Spodziewamy się, że nasze relacje z Rosją pozostaną wyzwaniem, ale jesteśmy na to przygotowani - oświadczył w środę na konferencji prasowej w Brukseli sekretarz stanu USA Antony Blinken, który brał tam udział w spotkaniu ministrów spraw zagranicznych państw NATO.

"Wszyscy spodziewamy się, że nasze relacje z Rosją pozostaną wyzwaniem w dającej się przewidzieć przyszłości. Ale jesteśmy na to przygotowani" - oznajmił szef amerykańskiej dyplomacji na konferencji prasowej w Brukseli. Blinken brał udział w dwudniowym spotkaniu ministrów spraw zagranicznych państw NATO.

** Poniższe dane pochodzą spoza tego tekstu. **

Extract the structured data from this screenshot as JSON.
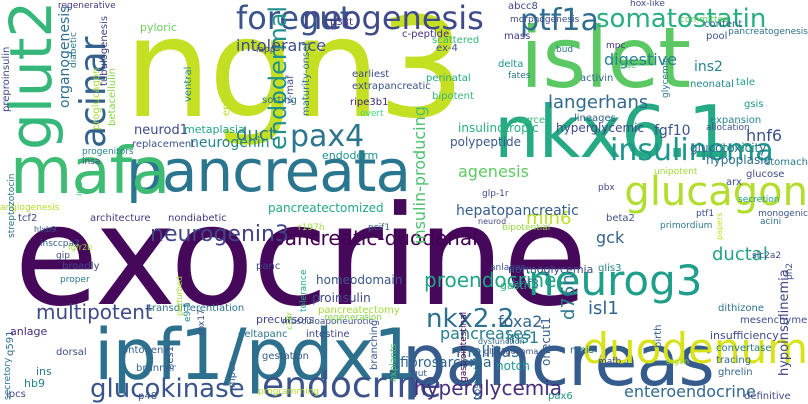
{
  "words": [
    {
      "text": "exocrine",
      "color": "#46085a"
    },
    {
      "text": "ngn3",
      "color": "#c5df23"
    },
    {
      "text": "islet",
      "color": "#5cc863"
    },
    {
      "text": "nkx6.1",
      "color": "#26a985"
    },
    {
      "text": "pancreata",
      "color": "#2a768e"
    },
    {
      "text": "pancreas",
      "color": "#365c8d"
    },
    {
      "text": "ipf1/pdx1",
      "color": "#2d708e"
    },
    {
      "text": "mafa",
      "color": "#3fbc73"
    },
    {
      "text": "glut2",
      "color": "#35b779"
    },
    {
      "text": "acinar",
      "color": "#33628d"
    },
    {
      "text": "foregut",
      "color": "#3a548c"
    },
    {
      "text": "neogenesis",
      "color": "#3f4a8a"
    },
    {
      "text": "ptf1a",
      "color": "#2e6d8e"
    },
    {
      "text": "somatostatin",
      "color": "#29af7f"
    },
    {
      "text": "glucagon",
      "color": "#b2dd2d"
    },
    {
      "text": "neurog3",
      "color": "#1f9e89"
    },
    {
      "text": "duodenum",
      "color": "#d8e219"
    },
    {
      "text": "endocrine",
      "color": "#3b528b"
    },
    {
      "text": "insulinoma",
      "color": "#1f968b"
    },
    {
      "text": "pax4",
      "color": "#2b758e"
    },
    {
      "text": "endodermal",
      "color": "#21918c"
    },
    {
      "text": "neurogenin3",
      "color": "#414487"
    },
    {
      "text": "pancreatic-duodenal",
      "color": "#440154"
    },
    {
      "text": "glucokinase",
      "color": "#39558c"
    },
    {
      "text": "nkx2.2",
      "color": "#2c718e"
    },
    {
      "text": "proendocrine",
      "color": "#20a486"
    },
    {
      "text": "hyperglycemia",
      "color": "#472d7b"
    },
    {
      "text": "enteroendocrine",
      "color": "#31688e"
    },
    {
      "text": "multipotent",
      "color": "#3e4989"
    },
    {
      "text": "min6",
      "color": "#bddf26"
    },
    {
      "text": "ductal",
      "color": "#20a386"
    },
    {
      "text": "hepatopancreatic",
      "color": "#355e8d"
    },
    {
      "text": "duct",
      "color": "#2a788e"
    },
    {
      "text": "neurogenin",
      "color": "#25838e"
    },
    {
      "text": "langerhans",
      "color": "#306a8e"
    },
    {
      "text": "mellitus",
      "color": "#30698e"
    },
    {
      "text": "pancreases",
      "color": "#287c8e"
    },
    {
      "text": "d76n",
      "color": "#2a788e"
    },
    {
      "text": "isl1",
      "color": "#32658e"
    },
    {
      "text": "ins1",
      "color": "#26828e"
    },
    {
      "text": "foxa2",
      "color": "#33638d"
    },
    {
      "text": "gck",
      "color": "#33638d"
    },
    {
      "text": "agenesis",
      "color": "#5ec962"
    },
    {
      "text": "insulin-producing",
      "color": "#4ac16d"
    },
    {
      "text": "intolerance",
      "color": "#3d4e8a"
    },
    {
      "text": "digestive",
      "color": "#27808e"
    },
    {
      "text": "ins2",
      "color": "#25858e"
    },
    {
      "text": "hnf6",
      "color": "#3b528b"
    },
    {
      "text": "fgf10",
      "color": "#3a548c"
    },
    {
      "text": "neurod1",
      "color": "#3e4a89"
    },
    {
      "text": "organogenesis",
      "color": "#2e6e8e"
    },
    {
      "text": "endoderm",
      "color": "#34608d"
    },
    {
      "text": "insulinotropic",
      "color": "#21918c"
    },
    {
      "text": "polypeptide",
      "color": "#2ab07f"
    },
    {
      "text": "hyperglycemic",
      "color": "#38588c"
    },
    {
      "text": "proinsulin",
      "color": "#3e4989"
    },
    {
      "text": "hypoinsulinemia",
      "color": "#3f4788"
    },
    {
      "text": "pancreatectomy",
      "color": "#404588"
    },
    {
      "text": "homeodomain",
      "color": "#9fda3a"
    },
    {
      "text": "glucotoxicity",
      "color": "#39568c"
    },
    {
      "text": "hypoplasia",
      "color": "#31688e"
    },
    {
      "text": "incretin",
      "color": "#2e6f8e"
    },
    {
      "text": "normoglycemia",
      "color": "#22a884"
    },
    {
      "text": "gastrin",
      "color": "#3d4d8a"
    },
    {
      "text": "hnf3",
      "color": "#35b779"
    },
    {
      "text": "onecut1",
      "color": "#2d718e"
    },
    {
      "text": "precursors",
      "color": "#355f8d"
    },
    {
      "text": "pyloric",
      "color": "#3f4889"
    },
    {
      "text": "proglucagon",
      "color": "#6ccd5a"
    },
    {
      "text": "betacellulin",
      "color": "#a8db34"
    },
    {
      "text": "metaplasia",
      "color": "#86d549"
    },
    {
      "text": "ventral",
      "color": "#21a685"
    },
    {
      "text": "epithelium",
      "color": "#24878e"
    },
    {
      "text": "pancreatectomized",
      "color": "#b5de2b"
    },
    {
      "text": "v-maf",
      "color": "#22a785"
    },
    {
      "text": "maturity-onset",
      "color": "#3f4889"
    },
    {
      "text": "extrapancreatic",
      "color": "#2c718e"
    },
    {
      "text": "earliest",
      "color": "#3b528b"
    },
    {
      "text": "ripe3b1",
      "color": "#3e4c8a"
    },
    {
      "text": "overt",
      "color": "#482677"
    },
    {
      "text": "sorting",
      "color": "#3ddb82"
    },
    {
      "text": "iapp",
      "color": "#2d708e"
    },
    {
      "text": "p33t",
      "color": "#3e4989"
    },
    {
      "text": "c-peptide",
      "color": "#472d7b"
    },
    {
      "text": "scattered",
      "color": "#46327e"
    },
    {
      "text": "ex-4",
      "color": "#35b779"
    },
    {
      "text": "mass",
      "color": "#3b528b"
    },
    {
      "text": "abcc8",
      "color": "#443983"
    },
    {
      "text": "morphogenesis",
      "color": "#404688"
    },
    {
      "text": "hox-like",
      "color": "#3d4e8a"
    },
    {
      "text": "committed",
      "color": "#3e4a89"
    },
    {
      "text": "content",
      "color": "#5cc863"
    },
    {
      "text": "pancreatogenesis",
      "color": "#32658e"
    },
    {
      "text": "pool",
      "color": "#2d718e"
    },
    {
      "text": "bud",
      "color": "#3b528b"
    },
    {
      "text": "mpc",
      "color": "#2a768e"
    },
    {
      "text": "delta",
      "color": "#46337f"
    },
    {
      "text": "fates",
      "color": "#1f958b"
    },
    {
      "text": "rise",
      "color": "#2c738e"
    },
    {
      "text": "glycemic",
      "color": "#4ac16d"
    },
    {
      "text": "perinatal",
      "color": "#2a788e"
    },
    {
      "text": "bipotent",
      "color": "#22a884"
    },
    {
      "text": "activin",
      "color": "#37b878"
    },
    {
      "text": "neonatal",
      "color": "#31688e"
    },
    {
      "text": "tale",
      "color": "#24868e"
    },
    {
      "text": "gsis",
      "color": "#1f9e89"
    },
    {
      "text": "expansion",
      "color": "#1f988b"
    },
    {
      "text": "allocation",
      "color": "#24868e"
    },
    {
      "text": "source",
      "color": "#3a548c"
    },
    {
      "text": "lineages",
      "color": "#35b779"
    },
    {
      "text": "stomach",
      "color": "#34618d"
    },
    {
      "text": "glucose",
      "color": "#2a788e"
    },
    {
      "text": "arx",
      "color": "#3e4c8a"
    },
    {
      "text": "secretion",
      "color": "#3c4f8a"
    },
    {
      "text": "unipotent",
      "color": "#1e9b8a"
    },
    {
      "text": "pbx",
      "color": "#a0da39"
    },
    {
      "text": "glp-1r",
      "color": "#404588"
    },
    {
      "text": "monogenic",
      "color": "#3e4c8a"
    },
    {
      "text": "acini",
      "color": "#3b528b"
    },
    {
      "text": "ph2",
      "color": "#2c728e"
    },
    {
      "text": "regenerative",
      "color": "#3b528b"
    },
    {
      "text": "diabetic",
      "color": "#443a83"
    },
    {
      "text": "preproinsulin",
      "color": "#2a768e"
    },
    {
      "text": "tubulogenesis",
      "color": "#3f4788"
    },
    {
      "text": "replacement",
      "color": "#423f85"
    },
    {
      "text": "progenitors",
      "color": "#3a548c"
    },
    {
      "text": "insa",
      "color": "#26828e"
    },
    {
      "text": "irs2",
      "color": "#3e4a89"
    },
    {
      "text": "angiogenesis",
      "color": "#3dbc74"
    },
    {
      "text": "tcf2",
      "color": "#b2dd2d"
    },
    {
      "text": "architecture",
      "color": "#3f4788"
    },
    {
      "text": "nondiabetic",
      "color": "#443b84"
    },
    {
      "text": "streptozotocin",
      "color": "#453581"
    },
    {
      "text": "hlxb9",
      "color": "#2d708e"
    },
    {
      "text": "r197h",
      "color": "#38598c"
    },
    {
      "text": "pcif1",
      "color": "#a0da39"
    },
    {
      "text": "ptf1",
      "color": "#35608d"
    },
    {
      "text": "beta2",
      "color": "#3e4989"
    },
    {
      "text": "bipotential",
      "color": "#3b528b"
    },
    {
      "text": "primordium",
      "color": "#93d741"
    },
    {
      "text": "insccpa2",
      "color": "#297b8e"
    },
    {
      "text": "gip",
      "color": "#355f8d"
    },
    {
      "text": "fgfr2b",
      "color": "#3d4e8a"
    },
    {
      "text": "broadly",
      "color": "#a0da39"
    },
    {
      "text": "proper",
      "color": "#3f4788"
    },
    {
      "text": "panc",
      "color": "#2a788e"
    },
    {
      "text": "q591",
      "color": "#3e4989"
    },
    {
      "text": "transdifferentiation",
      "color": "#2f6c8e"
    },
    {
      "text": "e9.5",
      "color": "#2c728e"
    },
    {
      "text": "sox17",
      "color": "#25858e"
    },
    {
      "text": "musculoaponeurotic",
      "color": "#3a548c"
    },
    {
      "text": "c18r",
      "color": "#3b528b"
    },
    {
      "text": "deltapanc",
      "color": "#8ad647"
    },
    {
      "text": "tolerance",
      "color": "#2c738e"
    },
    {
      "text": "regeneration",
      "color": "#22a785"
    },
    {
      "text": "anlagen",
      "color": "#85d54a"
    },
    {
      "text": "slc2a2",
      "color": "#3b528b"
    },
    {
      "text": "glis3",
      "color": "#3e4c8a"
    },
    {
      "text": "dorsal",
      "color": "#25848e"
    },
    {
      "text": "ontogeny",
      "color": "#3c4f8a"
    },
    {
      "text": "brunner",
      "color": "#33638d"
    },
    {
      "text": "hes1",
      "color": "#32658e"
    },
    {
      "text": "gestation",
      "color": "#3a538b"
    },
    {
      "text": "mpcs",
      "color": "#38598c"
    },
    {
      "text": "intestine",
      "color": "#355f8d"
    },
    {
      "text": "branching",
      "color": "#3e4a89"
    },
    {
      "text": "explants",
      "color": "#39568c"
    },
    {
      "text": "gastrointestinal",
      "color": "#4ac16d"
    },
    {
      "text": "dysfunction",
      "color": "#440154"
    },
    {
      "text": "glucagonoma",
      "color": "#31688e"
    },
    {
      "text": "meis",
      "color": "#3d4d8a"
    },
    {
      "text": "mafb",
      "color": "#2c728e"
    },
    {
      "text": "notch",
      "color": "#3e4989"
    },
    {
      "text": "organ",
      "color": "#1f9a8a"
    },
    {
      "text": "insufficiency",
      "color": "#a2da37"
    },
    {
      "text": "convertase",
      "color": "#3e4a89"
    },
    {
      "text": "tracing",
      "color": "#2a788e"
    },
    {
      "text": "ghrelin",
      "color": "#32658e"
    },
    {
      "text": "dithizone",
      "color": "#32648e"
    },
    {
      "text": "mesenchyme",
      "color": "#2c728e"
    },
    {
      "text": "birth",
      "color": "#3e4c8a"
    },
    {
      "text": "anlage",
      "color": "#35608d"
    },
    {
      "text": "ins",
      "color": "#472c7a"
    },
    {
      "text": "hb9",
      "color": "#2a788e"
    },
    {
      "text": "ipcs",
      "color": "#26828e"
    },
    {
      "text": "secretory",
      "color": "#3e4989"
    },
    {
      "text": "programming",
      "color": "#2a768e"
    },
    {
      "text": "p48",
      "color": "#b0dd2f"
    },
    {
      "text": "fibrosarcoma",
      "color": "#3b528b"
    },
    {
      "text": "gut",
      "color": "#31688e"
    },
    {
      "text": "postnatal",
      "color": "#355e8d"
    },
    {
      "text": "pax6",
      "color": "#2b758e"
    },
    {
      "text": "definitive",
      "color": "#1f958b"
    },
    {
      "text": "neurod",
      "color": "#3e4a89"
    },
    {
      "text": "perturbed",
      "color": "#3e4989"
    },
    {
      "text": "papers",
      "color": "#a8db34"
    },
    {
      "text": "nasp",
      "color": "#bddf26"
    }
  ]
}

"Możemy jednak mieć nadzieję na relacje z Rosją, które są przewidywalne i stabilne. Zamierzamy angażować Rosję w sposób, który chroni nasze interesy (...). Ale nawet jak będziemy pracować z Rosją, żeby realizować interesy nasze i Sojuszu, (...) to będziemy też pociągać ją do odpowiedzialności za bezwzględne i wrogie działania" - zapewnił Blinken.

"Myślę, że już to zademonstrowaliśmy. Zwłaszcza przedłużając (układ) Nowy START o pięć lat, ale też poprzez działania, które podjęliśmy, pociągając Rosje do odpowiedzialności. Jedną ze sfer, gdzie mamy obopólny interes, jest stabilność strategiczna. (...) Jest to w interesie USA, naszych sojuszników i - nie mogą mówić za Rosję - ale też w interesie Rosji" - oświadczył szef amerykańskiej dyplomacji.

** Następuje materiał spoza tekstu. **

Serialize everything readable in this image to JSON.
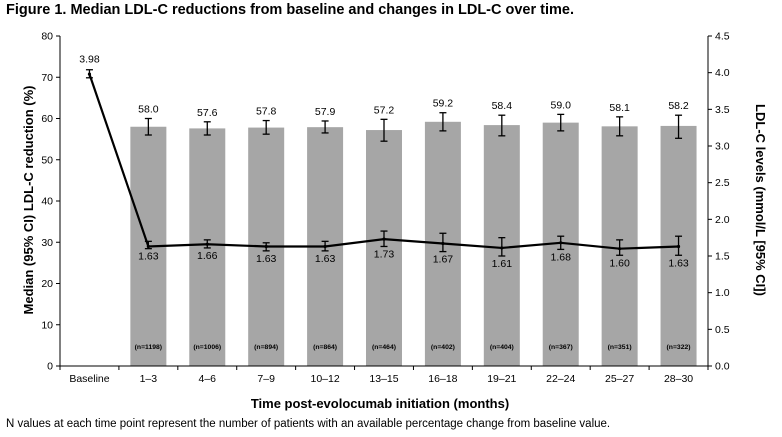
{
  "figure": {
    "title": "Figure 1. Median LDL-C reductions from baseline and changes in LDL-C over time.",
    "footnote": "N values at each time point represent the number of patients with an available percentage change from baseline value."
  },
  "chart_data": {
    "type": "bar",
    "title": "Figure 1. Median LDL-C reductions from baseline and changes in LDL-C over time.",
    "xlabel": "Time post-evolocumab initiation (months)",
    "ylabel": "Median (95% CI) LDL-C reduction (%)",
    "y2label": "LDL-C levels (mmol/L [95% CI])",
    "ylim": [
      0,
      80
    ],
    "y2lim": [
      0,
      4.5
    ],
    "yticks": [
      "0",
      "10",
      "20",
      "30",
      "40",
      "50",
      "60",
      "70",
      "80"
    ],
    "y2ticks": [
      "0.0",
      "0.5",
      "1.0",
      "1.5",
      "2.0",
      "2.5",
      "3.0",
      "3.5",
      "4.0",
      "4.5"
    ],
    "grid": false,
    "categories": [
      "Baseline",
      "1–3",
      "4–6",
      "7–9",
      "10–12",
      "13–15",
      "16–18",
      "19–21",
      "22–24",
      "25–27",
      "28–30"
    ],
    "series": [
      {
        "kind": "bar",
        "axis": "left",
        "color": "#a6a6a6",
        "values": [
          null,
          58.0,
          57.6,
          57.8,
          57.9,
          57.2,
          59.2,
          58.4,
          59.0,
          58.1,
          58.2
        ],
        "labels": [
          "",
          "58.0",
          "57.6",
          "57.8",
          "57.9",
          "57.2",
          "59.2",
          "58.4",
          "59.0",
          "58.1",
          "58.2"
        ],
        "ci_low": [
          null,
          56.0,
          56.0,
          56.2,
          56.5,
          54.5,
          57.0,
          55.8,
          57.0,
          55.8,
          55.2
        ],
        "ci_high": [
          null,
          60.0,
          59.2,
          59.5,
          59.4,
          59.8,
          61.4,
          60.8,
          61.0,
          60.4,
          60.8
        ]
      },
      {
        "kind": "line",
        "axis": "right",
        "color": "#000000",
        "values": [
          3.98,
          1.63,
          1.66,
          1.63,
          1.63,
          1.73,
          1.67,
          1.61,
          1.68,
          1.6,
          1.63
        ],
        "labels": [
          "3.98",
          "1.63",
          "1.66",
          "1.63",
          "1.63",
          "1.73",
          "1.67",
          "1.61",
          "1.68",
          "1.60",
          "1.63"
        ],
        "ci_low": [
          3.93,
          1.6,
          1.61,
          1.57,
          1.57,
          1.63,
          1.56,
          1.5,
          1.59,
          1.51,
          1.51
        ],
        "ci_high": [
          4.04,
          1.7,
          1.72,
          1.68,
          1.7,
          1.84,
          1.81,
          1.75,
          1.77,
          1.72,
          1.77
        ]
      }
    ],
    "n_labels": [
      "",
      "(n=1198)",
      "(n=1006)",
      "(n=894)",
      "(n=864)",
      "(n=464)",
      "(n=402)",
      "(n=404)",
      "(n=367)",
      "(n=351)",
      "(n=322)"
    ]
  }
}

Stany Zjednoczone zdecydowały na początku lutego o przedłużeniu na pięć lat układu z Rosją z 2010 roku o ograniczeniu zbrojeń strategicznych Nowy START.

Układ Nowy START (o dalszej redukcji i ograniczeniu ofensywnych zbrojeń strategicznych) został podpisany w kwietniu 2010 roku w Pradze przez ówczesnych prezydentów USA i Rosji, Baracka Obamę i Dmitrija Miedwiediewa. Wszedł w życie w lutym 2011 roku. Zakłada znaczną redukcję pocisków i głowic nuklearnych po obu stronach. Pozwala też na 18 inspekcji obiektów wojskowych rocznie

"Prezydent USA Joe Biden mówi jasno od dłuższego czasu, że jego zdaniem Nord Stream 2, to zły pomysł. Powiedziałem to bezpośrednio (niemieckiemu) ministrowi spraw zagranicznych Heiko Maasowi, także powiedziałem jasno, że (...) zaangażowanie w budowę gazociągu jest zagrożone amerykańskimi sankcjami" - oświadczył Blinken.

Podkreślił, że USA różnią się z Niemcami w sprawie podejścia do projektu. Zdaniem Blinkena, Nord Stream 2 dzieli Europę i wystawia Ukrainę na "rosyjskie manipulacje".

Powiedział też, że gazociąg Nord Stream 2, to projekt wbrew europejskim celom bezpieczeństwa energetycznego.